Military records can provide valuable information about an individual and about families.
What Is the Time Period of Your Search?
Records may be available to the public (old) or only available to family members (current):
- Current (typically 1917 to present). Available to veterans and next-of-kin or with permission of veterans and next-of-kin. Records are located at the National Personnel Records Center. See this guide on the National Archives Web: How to Request Military Service Records.
- Old (typically prior to 1917). Available to the general public. Records are usually located at the National Archives.
There are many factors to consider, such as
- War or conflict
- Branch of service
- Area which soldier served (not same as residence)
As a general rule, you will find less information in earlier records. In many cases, there is more information available about officers than enlisted men.
The Most Common Military Records
- Service records
- Pensions and benefits
Contain information on a soldier, perhaps including physical description, date and place of birth, skill or occupation, enlistment dates, ranks, what units/regiments of service, where the unit moved and what action they saw, medical information (may be limited to injuries or death), state from which the soldier served, date of separation from service.
Compiled Military Service Records (CMSR) — records compiled from other sources, such as muster rolls, returns, and pay vouchers. Record consists of an envelope (“jacket”) containing card abstracts of the sources. Typically includes rank, unit, basic biographical information, medical information, dates mustered in and mustered out. Compiled for volunteers only. See: Terminology for Military Records
Example: Compiled Military Service Record (envelope and a card)
Pensions and Benefits
Payments made to veterans, widows, or minor children. Pension application records can be extensive, including application letters, supporting documentation, and appeals. Land was given as a benefit, referred to as “Bounty Lands.” See: Terminology for Military Records
Example: index card to pension files
For more information on pension searching, see Pension Information — War of 1812 Example
Many of the indexes and collections of records have been microfilmed by the National Archives.
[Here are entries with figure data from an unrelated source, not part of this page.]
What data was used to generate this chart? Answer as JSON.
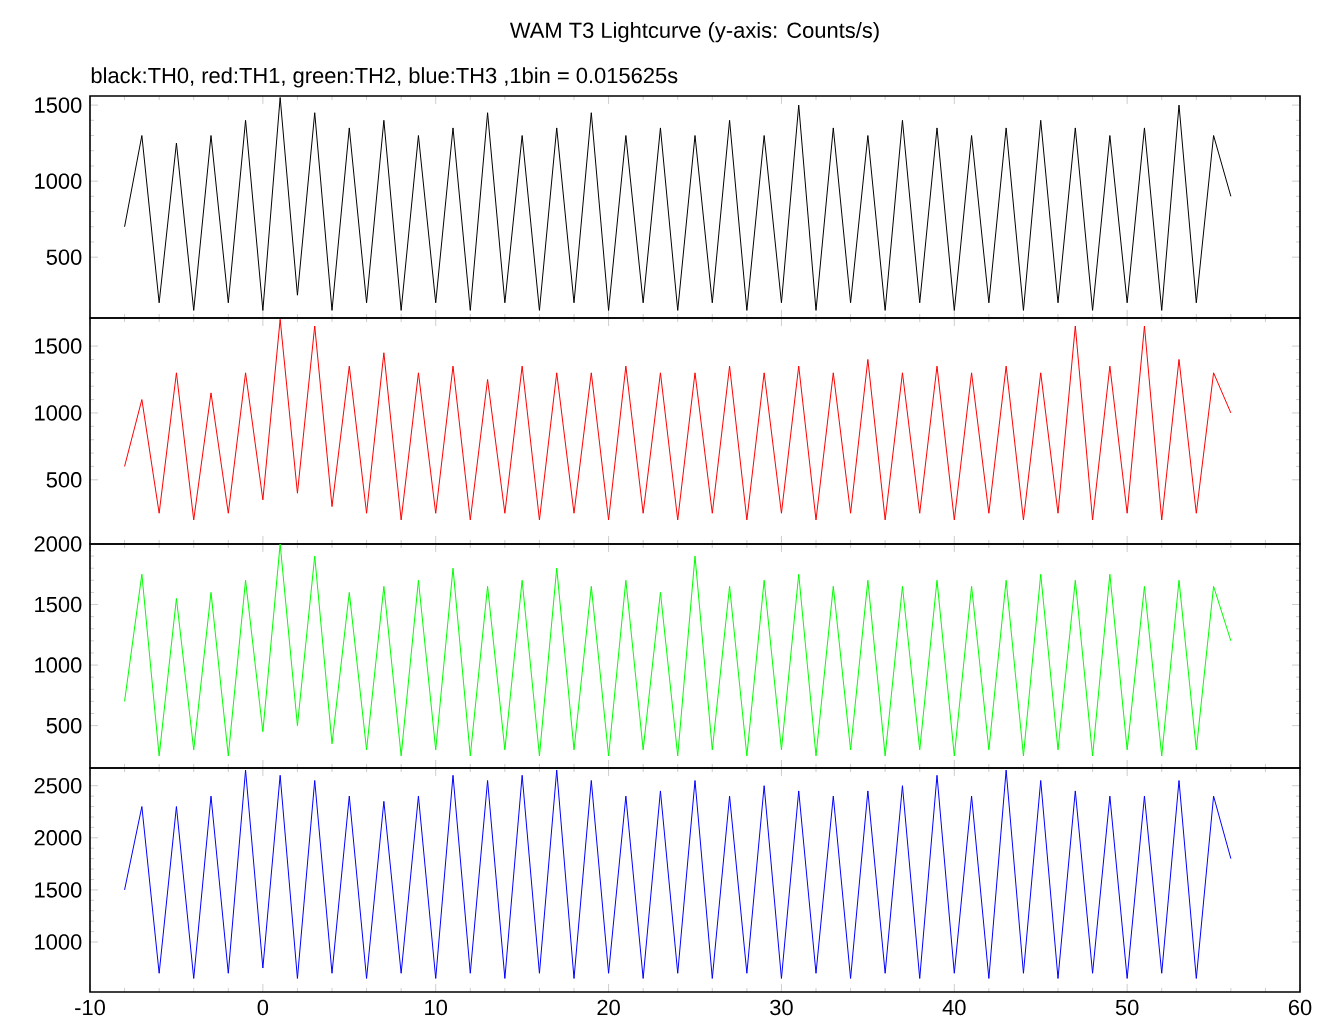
{
  "chart_data": [
    {
      "type": "line",
      "title": "WAM T3 Lightcurve (y-axis: Counts/s)",
      "subtitle": "black:TH0, red:TH1, green:TH2, blue:TH3 ,1bin = 0.015625s",
      "color": "#000000",
      "xlim": [
        -10,
        60
      ],
      "xticks": [
        -10,
        0,
        10,
        20,
        30,
        40,
        50,
        60
      ],
      "ylim": [
        100,
        1560
      ],
      "yticks": [
        500,
        1000,
        1500
      ],
      "tick_labels": "y",
      "x": [
        -8,
        -7,
        -6,
        -5,
        -4,
        -3,
        -2,
        -1,
        0,
        1,
        2,
        3,
        4,
        5,
        6,
        7,
        8,
        9,
        10,
        11,
        12,
        13,
        14,
        15,
        16,
        17,
        18,
        19,
        20,
        21,
        22,
        23,
        24,
        25,
        26,
        27,
        28,
        29,
        30,
        31,
        32,
        33,
        34,
        35,
        36,
        37,
        38,
        39,
        40,
        41,
        42,
        43,
        44,
        45,
        46,
        47,
        48,
        49,
        50,
        51,
        52,
        53,
        54,
        55,
        56
      ],
      "values": [
        700,
        1300,
        200,
        1250,
        150,
        1300,
        200,
        1400,
        150,
        1550,
        250,
        1450,
        150,
        1350,
        200,
        1400,
        150,
        1300,
        200,
        1350,
        150,
        1450,
        200,
        1300,
        150,
        1350,
        200,
        1450,
        150,
        1300,
        200,
        1350,
        150,
        1300,
        200,
        1400,
        150,
        1300,
        200,
        1500,
        150,
        1350,
        200,
        1300,
        150,
        1400,
        200,
        1350,
        150,
        1300,
        200,
        1350,
        150,
        1400,
        200,
        1350,
        150,
        1300,
        200,
        1350,
        150,
        1500,
        200,
        1300,
        900
      ]
    },
    {
      "type": "line",
      "color": "#ff0000",
      "xlim": [
        -10,
        60
      ],
      "xticks": [
        -10,
        0,
        10,
        20,
        30,
        40,
        50,
        60
      ],
      "ylim": [
        20,
        1710
      ],
      "yticks": [
        500,
        1000,
        1500
      ],
      "tick_labels": "y",
      "x": [
        -8,
        -7,
        -6,
        -5,
        -4,
        -3,
        -2,
        -1,
        0,
        1,
        2,
        3,
        4,
        5,
        6,
        7,
        8,
        9,
        10,
        11,
        12,
        13,
        14,
        15,
        16,
        17,
        18,
        19,
        20,
        21,
        22,
        23,
        24,
        25,
        26,
        27,
        28,
        29,
        30,
        31,
        32,
        33,
        34,
        35,
        36,
        37,
        38,
        39,
        40,
        41,
        42,
        43,
        44,
        45,
        46,
        47,
        48,
        49,
        50,
        51,
        52,
        53,
        54,
        55,
        56
      ],
      "values": [
        600,
        1100,
        250,
        1300,
        200,
        1150,
        250,
        1300,
        350,
        1700,
        400,
        1650,
        300,
        1350,
        250,
        1450,
        200,
        1300,
        250,
        1350,
        200,
        1250,
        250,
        1350,
        200,
        1300,
        250,
        1300,
        200,
        1350,
        250,
        1300,
        200,
        1300,
        250,
        1350,
        200,
        1300,
        250,
        1350,
        200,
        1300,
        250,
        1400,
        200,
        1300,
        250,
        1350,
        200,
        1300,
        250,
        1350,
        200,
        1300,
        250,
        1650,
        200,
        1350,
        250,
        1650,
        200,
        1400,
        250,
        1300,
        1000
      ]
    },
    {
      "type": "line",
      "color": "#00ff00",
      "xlim": [
        -10,
        60
      ],
      "xticks": [
        -10,
        0,
        10,
        20,
        30,
        40,
        50,
        60
      ],
      "ylim": [
        150,
        2000
      ],
      "yticks": [
        500,
        1000,
        1500,
        2000
      ],
      "tick_labels": "y",
      "x": [
        -8,
        -7,
        -6,
        -5,
        -4,
        -3,
        -2,
        -1,
        0,
        1,
        2,
        3,
        4,
        5,
        6,
        7,
        8,
        9,
        10,
        11,
        12,
        13,
        14,
        15,
        16,
        17,
        18,
        19,
        20,
        21,
        22,
        23,
        24,
        25,
        26,
        27,
        28,
        29,
        30,
        31,
        32,
        33,
        34,
        35,
        36,
        37,
        38,
        39,
        40,
        41,
        42,
        43,
        44,
        45,
        46,
        47,
        48,
        49,
        50,
        51,
        52,
        53,
        54,
        55,
        56
      ],
      "values": [
        700,
        1750,
        250,
        1550,
        300,
        1600,
        250,
        1700,
        450,
        2000,
        500,
        1900,
        350,
        1600,
        300,
        1650,
        250,
        1700,
        300,
        1800,
        250,
        1650,
        300,
        1700,
        250,
        1800,
        300,
        1650,
        250,
        1700,
        300,
        1600,
        250,
        1900,
        300,
        1650,
        250,
        1700,
        300,
        1750,
        250,
        1650,
        300,
        1700,
        250,
        1650,
        300,
        1700,
        250,
        1650,
        300,
        1700,
        250,
        1750,
        300,
        1700,
        250,
        1750,
        300,
        1650,
        250,
        1700,
        300,
        1650,
        1200
      ]
    },
    {
      "type": "line",
      "color": "#0000ff",
      "xlim": [
        -10,
        60
      ],
      "xticks": [
        -10,
        0,
        10,
        20,
        30,
        40,
        50,
        60
      ],
      "ylim": [
        520,
        2670
      ],
      "yticks": [
        1000,
        1500,
        2000,
        2500
      ],
      "x": [
        -8,
        -7,
        -6,
        -5,
        -4,
        -3,
        -2,
        -1,
        0,
        1,
        2,
        3,
        4,
        5,
        6,
        7,
        8,
        9,
        10,
        11,
        12,
        13,
        14,
        15,
        16,
        17,
        18,
        19,
        20,
        21,
        22,
        23,
        24,
        25,
        26,
        27,
        28,
        29,
        30,
        31,
        32,
        33,
        34,
        35,
        36,
        37,
        38,
        39,
        40,
        41,
        42,
        43,
        44,
        45,
        46,
        47,
        48,
        49,
        50,
        51,
        52,
        53,
        54,
        55,
        56
      ],
      "values": [
        1500,
        2300,
        700,
        2300,
        650,
        2400,
        700,
        2650,
        750,
        2600,
        650,
        2550,
        700,
        2400,
        650,
        2350,
        700,
        2400,
        650,
        2600,
        700,
        2550,
        650,
        2600,
        700,
        2650,
        650,
        2550,
        700,
        2400,
        650,
        2450,
        700,
        2550,
        650,
        2400,
        700,
        2500,
        650,
        2450,
        700,
        2400,
        650,
        2450,
        700,
        2500,
        650,
        2600,
        700,
        2400,
        650,
        2650,
        700,
        2550,
        650,
        2450,
        700,
        2400,
        650,
        2400,
        700,
        2550,
        650,
        2400,
        1800
      ]
    }
  ]
}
Some indexes/records have been scanned by companies or agencies, such as Ancestry or Footnote (Footnote.com). Some have been scanned or transcribed and are available on the Web.
The University of Delaware Library — the main library is named the Morris Library. The Library has huge book, map, and microform collections. The Library subscribes to many online databases and journals. The online subscriptions can be accessed on the UD campus. Remote access to online subscriptions is restricted to University of Delaware faculty, staff, and students (including members of the Academy of Lifelong Learning).
Ancestry — a major genealogical publishing company and creator of huge searchable online genealogy database collections. Individuals can subscribe to Ancestry.com
National Archives Microfilm (e.g., M series)
Military Records: Sources for Service Records — shows examples of M collections
FamilySearch (familysearch.org) — website provided by The Church of Jesus Christ of Latter-day Saints. Includes access to the Family History Library catalog. Also provides research guides, indexes, and digital collections. Has a look-up to locate Family History Centers.
Family History Library — the library of the The Church of Jesus Christ of Latter-day Saints in Salt Lake City, Utah. The catalog of the collection is available on FamilySearch.org. Materials in the FHL may be borrowed through any of the Family History Centers located throughout the world.
HeritageQuest — a major genealogical publishing company. Not available at the UD Library. Available at the New Castle County public libraries.